While C++ provides built-in language features for object-oriented programming, those who must use C can also benefit from some of its features through the use of PC-lint. PC-lint provides features that allow the C programmer to use strong typing. Thus, the relationship between typedef references are examined strictly by name, rather than by equivalence of implementation. Command-line options are provided to control the nature of type checking, to add array subscripts as special types, and to create an inheritance hierarchy of types.
The best way to use a static checking tool is by continually keeping your source code clean of those messages reported by the tool that you know are more likely to indicate bugs. Some reports from these tools have such a low yield of real bugs that you’re better off ignoring them. On the other hand, for those reports that you know have a meaningful possibility of indicating a real bug, you should investigate them immediately and resolve the problem.
If you’re starting a new project and plan to use PC-lint, decide which of its messages you will be concerned about, turn them on, and resolve them frequently. Some projects do a nightly build of their software, and this is an excellent time to run a static analyzer. First thing in the morning, you can resolve all of the reports, in addition to any bugs turned up by nightly testing. Don’t let a backlog develop. The inevitable result of accumulating a backlog is that you will turn off the messages and eventually stop using the tool altogether.

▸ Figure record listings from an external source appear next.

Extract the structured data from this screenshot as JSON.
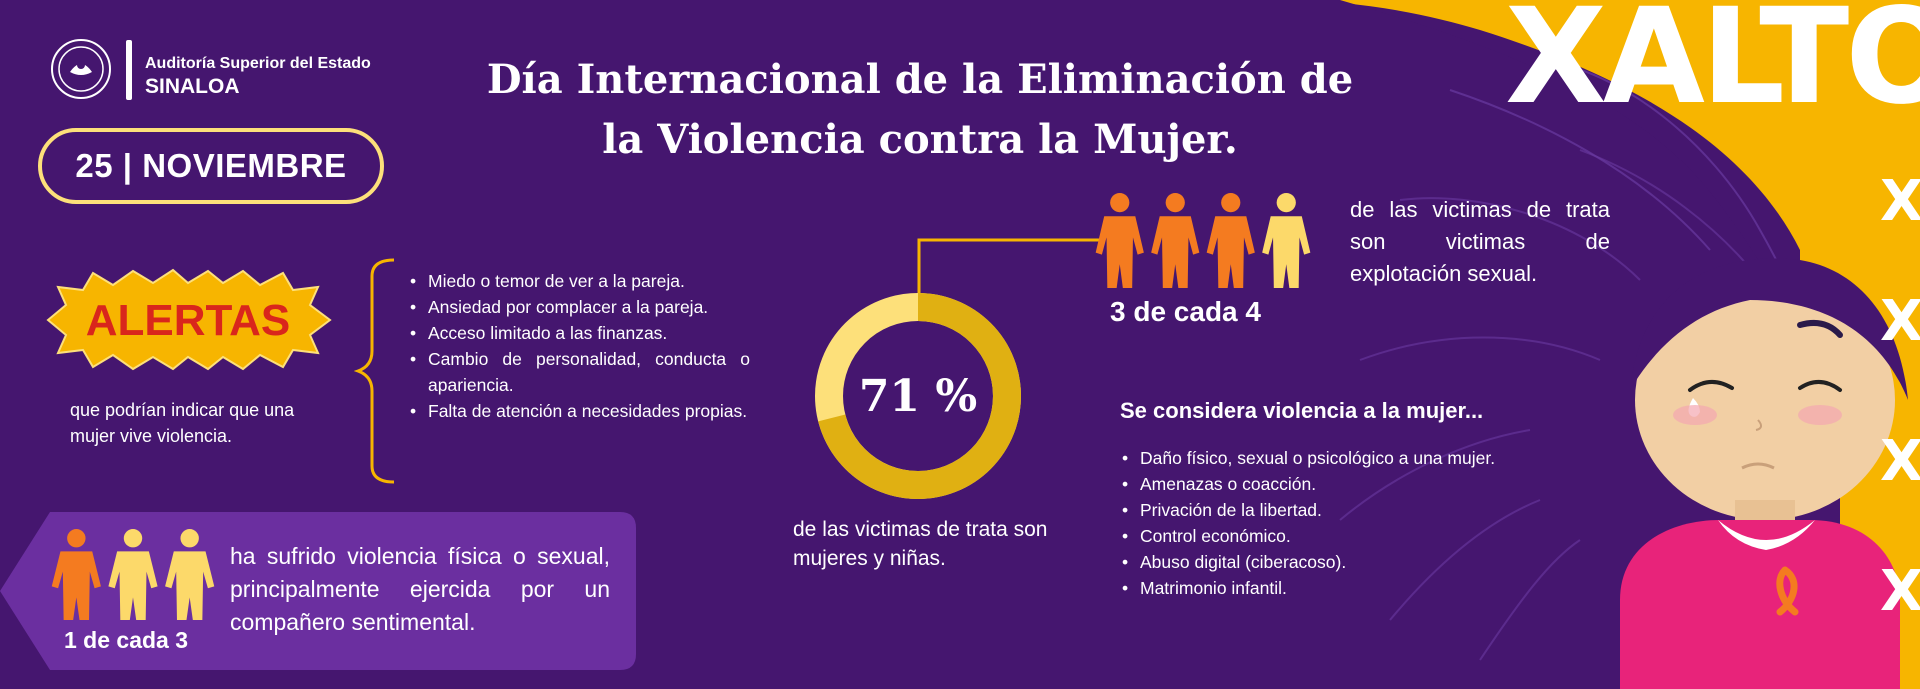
{
  "header": {
    "org_line1": "Auditoría Superior del Estado",
    "org_line2": "SINALOA",
    "date": "25 | NOVIEMBRE",
    "title": "Día Internacional de la Eliminación de la Violencia contra la Mujer."
  },
  "alertas": {
    "badge": "ALERTAS",
    "subtitle": "que podrían indicar que una mujer vive violencia.",
    "items": [
      "Miedo o temor de ver a la pareja.",
      "Ansiedad por complacer a la pareja.",
      "Acceso limitado a las finanzas.",
      "Cambio de personalidad, conducta o apariencia.",
      "Falta de atención a necesidades propias."
    ]
  },
  "stat_1of3": {
    "label": "1 de cada 3",
    "text": "ha sufrido violencia física o sexual, principalmente ejercida por un compañero sentimental.",
    "highlighted": 1,
    "total": 3
  },
  "stat_71": {
    "value": "71 %",
    "percent": 71,
    "text": "de las victimas de trata son mujeres y niñas."
  },
  "stat_3of4": {
    "label": "3 de cada 4",
    "text": "de las victimas de trata son victimas de explotación sexual.",
    "highlighted": 3,
    "total": 4
  },
  "violencia": {
    "title": "Se considera violencia a la mujer...",
    "items": [
      "Daño físico, sexual o psicológico a una mujer.",
      "Amenazas o coacción.",
      "Privación de la libertad.",
      "Control económico.",
      "Abuso digital (ciberacoso).",
      "Matrimonio infantil."
    ]
  },
  "art": {
    "slogan": "XALTO"
  },
  "colors": {
    "background": "#45166f",
    "accent_yellow": "#f7b500",
    "pill_border": "#fde07a",
    "alert_red": "#d9261c",
    "person_orange": "#f47b20",
    "person_yellow": "#fcd96a",
    "shirt_pink": "#e8237a"
  }
}
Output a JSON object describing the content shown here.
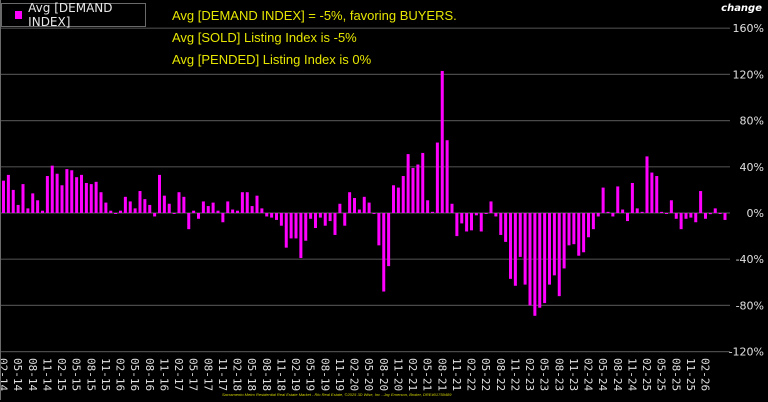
{
  "legend": {
    "label": "Avg [DEMAND INDEX]",
    "color": "#ff00ff"
  },
  "annotations": [
    "Avg [DEMAND INDEX] = -5%, favoring BUYERS.",
    "Avg [SOLD] Listing Index is -5%",
    "Avg [PENDED] Listing Index is 0%"
  ],
  "y_axis_title": "change",
  "footer": "Sacramento Metro Residential Real Estate Market - Rio Real Estate, ©2025 3D Wise, Inc - Jay Emerson, Broker, DRE#01759489",
  "colors": {
    "background": "#000000",
    "bar": "#ff00ff",
    "grid": "#4a4a4a",
    "annotation": "#e6e600",
    "axis_text": "#e0e0e0"
  },
  "chart_data": {
    "type": "bar",
    "title": "Avg [DEMAND INDEX]",
    "xlabel": "",
    "ylabel": "change",
    "ylim": [
      -120,
      160
    ],
    "yticks": [
      "160%",
      "120%",
      "80%",
      "40%",
      "0%",
      "-40%",
      "-80%",
      "-120%"
    ],
    "ytick_values": [
      160,
      120,
      80,
      40,
      0,
      -40,
      -80,
      -120
    ],
    "grid": true,
    "legend_position": "top-left",
    "x_tick_labels": [
      "02-14",
      "05-14",
      "08-14",
      "11-14",
      "02-15",
      "05-15",
      "08-15",
      "11-15",
      "02-16",
      "05-16",
      "08-16",
      "11-16",
      "02-17",
      "05-17",
      "08-17",
      "11-17",
      "02-18",
      "05-18",
      "08-18",
      "11-18",
      "02-19",
      "05-19",
      "08-19",
      "11-19",
      "02-20",
      "05-20",
      "08-20",
      "11-20",
      "02-21",
      "05-21",
      "08-21",
      "11-21",
      "02-22",
      "05-22",
      "08-22",
      "11-22",
      "02-23",
      "05-23",
      "08-23",
      "11-23",
      "02-24",
      "05-24",
      "08-24",
      "11-24",
      "02-25",
      "05-25",
      "08-25",
      "11-25",
      "02-26"
    ],
    "series": [
      {
        "name": "Avg [DEMAND INDEX]",
        "values": [
          28,
          33,
          20,
          7,
          25,
          4,
          17,
          11,
          2,
          32,
          41,
          34,
          24,
          38,
          37,
          31,
          33,
          26,
          25,
          27,
          18,
          9,
          2,
          0,
          2,
          14,
          10,
          4,
          19,
          12,
          7,
          -3,
          33,
          15,
          8,
          0,
          18,
          14,
          -14,
          2,
          -5,
          10,
          6,
          9,
          2,
          -8,
          10,
          3,
          2,
          18,
          18,
          6,
          15,
          4,
          -3,
          -4,
          -6,
          -11,
          -30,
          -22,
          -22,
          -39,
          -24,
          -5,
          -13,
          -4,
          -11,
          -7,
          -19,
          8,
          -11,
          18,
          13,
          3,
          14,
          9,
          0,
          -28,
          -68,
          -46,
          24,
          22,
          32,
          51,
          39,
          42,
          52,
          11,
          1,
          61,
          123,
          63,
          8,
          -20,
          -9,
          -16,
          -15,
          -2,
          -16,
          0,
          10,
          -3,
          -19,
          -25,
          -57,
          -63,
          -38,
          -62,
          -80,
          -89,
          -82,
          -78,
          -62,
          -54,
          -72,
          -48,
          -28,
          -27,
          -37,
          -34,
          -21,
          -14,
          -3,
          22,
          1,
          -3,
          23,
          3,
          -7,
          26,
          4,
          1,
          49,
          35,
          32,
          1,
          0,
          11,
          -5,
          -14,
          -5,
          -4,
          -8,
          19,
          -5,
          -1,
          4,
          0,
          -6
        ]
      }
    ]
  }
}
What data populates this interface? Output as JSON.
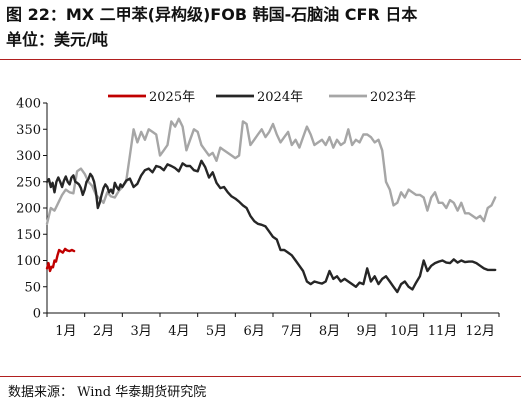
{
  "title_line1": "图 22：MX 二甲苯(异构级)FOB 韩国-石脑油 CFR 日本",
  "title_line2": "单位：美元/吨",
  "source": "数据来源： Wind  华泰期货研究院",
  "colors": {
    "rule": "#b11f1f"
  },
  "chart_data": {
    "type": "line",
    "title": "",
    "xlabel": "",
    "ylabel": "",
    "ylim": [
      0,
      400
    ],
    "yticks": [
      "0",
      "50",
      "100",
      "150",
      "200",
      "250",
      "300",
      "350",
      "400"
    ],
    "xlim": [
      1,
      13
    ],
    "xticks": [
      "1月",
      "2月",
      "3月",
      "4月",
      "5月",
      "6月",
      "7月",
      "8月",
      "9月",
      "10月",
      "11月",
      "12月"
    ],
    "grid": false,
    "legend": "top",
    "series": [
      {
        "name": "2025年",
        "color": "#c00000",
        "x": [
          1.0,
          1.04,
          1.08,
          1.12,
          1.16,
          1.2,
          1.24,
          1.28,
          1.32,
          1.36,
          1.42,
          1.48,
          1.54,
          1.6,
          1.66,
          1.72
        ],
        "y": [
          85,
          95,
          80,
          88,
          87,
          100,
          98,
          110,
          120,
          118,
          115,
          122,
          119,
          118,
          120,
          118
        ]
      },
      {
        "name": "2024年",
        "color": "#262626",
        "x": [
          1.0,
          1.05,
          1.1,
          1.15,
          1.2,
          1.25,
          1.3,
          1.35,
          1.4,
          1.45,
          1.5,
          1.55,
          1.6,
          1.65,
          1.7,
          1.75,
          1.8,
          1.85,
          1.9,
          1.95,
          2.0,
          2.05,
          2.1,
          2.15,
          2.2,
          2.25,
          2.3,
          2.35,
          2.4,
          2.45,
          2.5,
          2.55,
          2.6,
          2.65,
          2.7,
          2.75,
          2.8,
          2.85,
          2.9,
          2.95,
          3.0,
          3.1,
          3.2,
          3.3,
          3.4,
          3.5,
          3.6,
          3.7,
          3.8,
          3.9,
          4.0,
          4.1,
          4.2,
          4.3,
          4.4,
          4.5,
          4.6,
          4.7,
          4.8,
          4.9,
          5.0,
          5.1,
          5.2,
          5.3,
          5.4,
          5.5,
          5.6,
          5.7,
          5.8,
          5.9,
          6.0,
          6.1,
          6.2,
          6.3,
          6.4,
          6.5,
          6.6,
          6.7,
          6.8,
          6.9,
          7.0,
          7.1,
          7.2,
          7.3,
          7.4,
          7.5,
          7.6,
          7.7,
          7.8,
          7.9,
          8.0,
          8.1,
          8.2,
          8.3,
          8.4,
          8.5,
          8.6,
          8.7,
          8.8,
          8.9,
          9.0,
          9.1,
          9.2,
          9.3,
          9.4,
          9.5,
          9.6,
          9.7,
          9.8,
          9.9,
          10.0,
          10.1,
          10.2,
          10.3,
          10.4,
          10.5,
          10.6,
          10.7,
          10.8,
          10.9,
          11.0,
          11.1,
          11.2,
          11.3,
          11.4,
          11.5,
          11.6,
          11.7,
          11.8,
          11.9,
          12.0,
          12.1,
          12.2,
          12.3,
          12.4,
          12.5,
          12.6,
          12.7,
          12.8,
          12.9
        ],
        "y": [
          250,
          255,
          240,
          248,
          230,
          250,
          258,
          250,
          240,
          252,
          260,
          250,
          245,
          258,
          262,
          250,
          248,
          245,
          238,
          225,
          235,
          250,
          255,
          265,
          260,
          250,
          230,
          200,
          210,
          225,
          238,
          245,
          240,
          230,
          235,
          228,
          248,
          240,
          235,
          245,
          240,
          252,
          256,
          240,
          246,
          262,
          272,
          275,
          268,
          280,
          278,
          272,
          283,
          280,
          276,
          270,
          285,
          280,
          280,
          272,
          270,
          290,
          278,
          258,
          268,
          248,
          238,
          240,
          230,
          222,
          218,
          212,
          205,
          200,
          185,
          175,
          170,
          168,
          165,
          155,
          145,
          140,
          120,
          120,
          115,
          110,
          100,
          90,
          80,
          60,
          55,
          60,
          58,
          56,
          60,
          80,
          65,
          70,
          60,
          65,
          60,
          55,
          50,
          58,
          55,
          85,
          60,
          70,
          55,
          65,
          70,
          60,
          50,
          40,
          55,
          60,
          50,
          45,
          58,
          70,
          100,
          80,
          90,
          95,
          98,
          100,
          96,
          95,
          102,
          96,
          100,
          97,
          98,
          98,
          95,
          90,
          85,
          82,
          82,
          82
        ]
      },
      {
        "name": "2023年",
        "color": "#a6a6a6",
        "x": [
          1.0,
          1.1,
          1.2,
          1.3,
          1.4,
          1.5,
          1.6,
          1.7,
          1.8,
          1.9,
          2.0,
          2.1,
          2.2,
          2.3,
          2.4,
          2.5,
          2.6,
          2.7,
          2.8,
          2.9,
          3.0,
          3.1,
          3.2,
          3.3,
          3.4,
          3.5,
          3.6,
          3.7,
          3.8,
          3.9,
          4.0,
          4.1,
          4.2,
          4.3,
          4.4,
          4.5,
          4.6,
          4.7,
          4.8,
          4.9,
          5.0,
          5.1,
          5.2,
          5.3,
          5.4,
          5.5,
          5.6,
          5.7,
          5.8,
          5.9,
          6.0,
          6.1,
          6.2,
          6.3,
          6.4,
          6.5,
          6.6,
          6.7,
          6.8,
          6.9,
          7.0,
          7.1,
          7.2,
          7.3,
          7.4,
          7.5,
          7.6,
          7.7,
          7.8,
          7.9,
          8.0,
          8.1,
          8.2,
          8.3,
          8.4,
          8.5,
          8.6,
          8.7,
          8.8,
          8.9,
          9.0,
          9.1,
          9.2,
          9.3,
          9.4,
          9.5,
          9.6,
          9.7,
          9.8,
          9.9,
          10.0,
          10.1,
          10.2,
          10.3,
          10.4,
          10.5,
          10.6,
          10.7,
          10.8,
          10.9,
          11.0,
          11.1,
          11.2,
          11.3,
          11.4,
          11.5,
          11.6,
          11.7,
          11.8,
          11.9,
          12.0,
          12.1,
          12.2,
          12.3,
          12.4,
          12.5,
          12.6,
          12.7,
          12.8,
          12.9
        ],
        "y": [
          170,
          200,
          195,
          210,
          225,
          235,
          230,
          228,
          270,
          275,
          265,
          250,
          242,
          225,
          218,
          210,
          230,
          222,
          220,
          232,
          240,
          250,
          300,
          350,
          325,
          345,
          330,
          350,
          345,
          340,
          300,
          310,
          320,
          365,
          355,
          370,
          355,
          310,
          330,
          350,
          345,
          320,
          310,
          300,
          305,
          290,
          315,
          310,
          305,
          300,
          295,
          300,
          365,
          360,
          320,
          330,
          340,
          350,
          335,
          345,
          360,
          340,
          325,
          335,
          345,
          320,
          330,
          315,
          335,
          355,
          340,
          320,
          325,
          330,
          320,
          335,
          315,
          330,
          320,
          325,
          350,
          320,
          330,
          325,
          340,
          340,
          335,
          325,
          330,
          310,
          250,
          235,
          205,
          210,
          230,
          220,
          235,
          230,
          225,
          225,
          220,
          195,
          220,
          230,
          210,
          210,
          200,
          215,
          210,
          195,
          210,
          190,
          190,
          185,
          180,
          185,
          175,
          200,
          205,
          220
        ]
      }
    ]
  }
}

If you’re doing maintenance of an existing project and have decided to use PC-lint at this point in the project life cycle, it’s important to schedule time to resolve all the reports this tool will generate. Once you have decided which reports you will be concerned about, resolve all of them and follow a zero-tolerance policy so they don’t creep back in.
In either case, it’s instructive to keep a record of the percentage of reports that actually indicate a real defect. Even for the most important messages, this will still be only a modest fraction of the total. Even if only 5 percent of the messages point to a problem, that could translate to dozens of defects that weren’t being found by your other methods of testing.